Daily News Archive United
Nations Panel Approves Bush Administration Exemptions to Ozone Layer
Treaty In a report released over the weekend, the panel recommended a number of exemptions for the United States and a dozen much smaller countries. The largest were for American tomato and strawberry growers, who together are seeking to continue using more than 5,000 tons of methyl bromide a year. Other exemptions were for golf courses, flower growers and honey producers. The panel said it had recommended many of the exemptions with reservations, in the absence of hard data on possible substitutes. It said alternative chemicals were already being used on these crops elsewhere and wrote that it "could not determine why some of these alternatives were not feasible." Methyl bromide is an ozone depleter 50 times stronger than now-banned CFCs. Its uses include grapes, strawberries, tomatoes, grain storage, and structural pest control, primarily in California and Florida. It has been found to cause birth defects and brain damage in laboratory animals.
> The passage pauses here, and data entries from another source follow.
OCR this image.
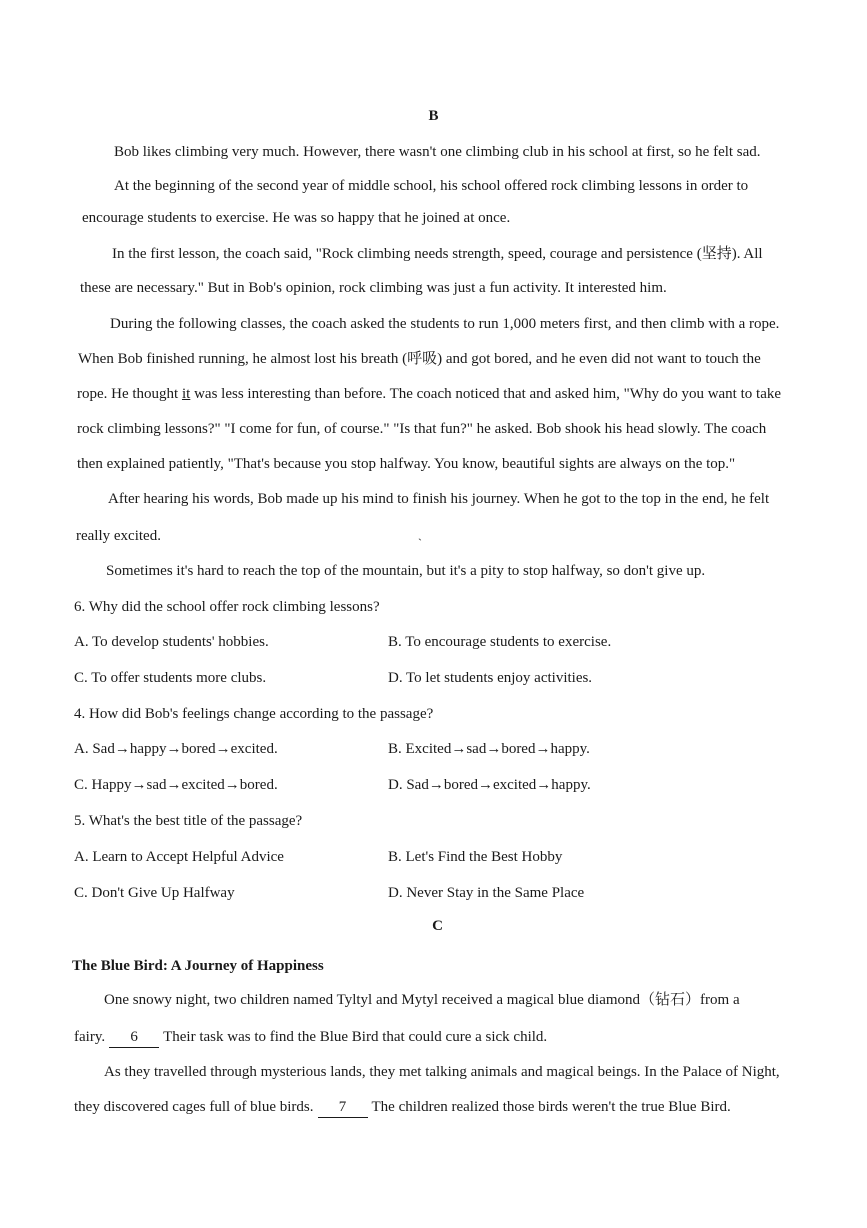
B
Bob likes climbing very much. However, there wasn't one climbing club in his school at first, so he felt sad.
At the beginning of the second year of middle school, his school offered rock climbing lessons in order to
encourage students to exercise. He was so happy that he joined at once.
In the first lesson, the coach said, "Rock climbing needs strength, speed, courage and persistence (坚持). All
these are necessary." But in Bob's opinion, rock climbing was just a fun activity. It interested him.
During the following classes, the coach asked the students to run 1,000 meters first, and then climb with a rope.
When Bob finished running, he almost lost his breath (呼吸) and got bored, and he even did not want to touch the
rope. He thought it was less interesting than before. The coach noticed that and asked him, "Why do you want to take
rock climbing lessons?" "I come for fun, of course." "Is that fun?" he asked. Bob shook his head slowly. The coach
then explained patiently, "That's because you stop halfway. You know, beautiful sights are always on the top."
After hearing his words, Bob made up his mind to finish his journey. When he got to the top in the end, he felt
really excited.	`
Sometimes it's hard to reach the top of the mountain, but it's a pity to stop halfway, so don't give up.
6. Why did the school offer rock climbing lessons?
A. To develop students' hobbies.	B. To encourage students to exercise.
C. To offer students more clubs.	D. To let students enjoy activities.
4. How did Bob's feelings change according to the passage?
A. Sad→happy→bored→excited.	B. Excited→sad→bored→happy.
C. Happy→sad→excited→bored.	D. Sad→bored→excited→happy.
5. What's the best title of the passage?
A. Learn to Accept Helpful Advice	B. Let's Find the Best Hobby
C. Don't Give Up Halfway	D. Never Stay in the Same Place
C
The Blue Bird: A Journey of Happiness
One snowy night, two children named Tyltyl and Mytyl received a magical blue diamond（钻石）from a
fairy. 6 Their task was to find the Blue Bird that could cure a sick child.
As they travelled through mysterious lands, they met talking animals and magical beings. In the Palace of Night,
they discovered cages full of blue birds. 7 The children realized those birds weren't the true Blue Bird.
Air sampling has found methyl bromide levels well exceeding state safety guidelines in California nearby neighborhoods and schools and has caused thousands of poisons in California alone. In 1998, the Clinton Administration and Congress approved a rollback of the methyl bromide phase out date from 2001 to 2005 for the U.S. The methyl bromide ban, scheduled for 2001 under the Clean Air Act, was delayed four more years by language by Rep. Vic Faxio (D-CA) in a last minute anti-environmental rider attached to the Fiscal Year 1999 agricultural appropriations bills.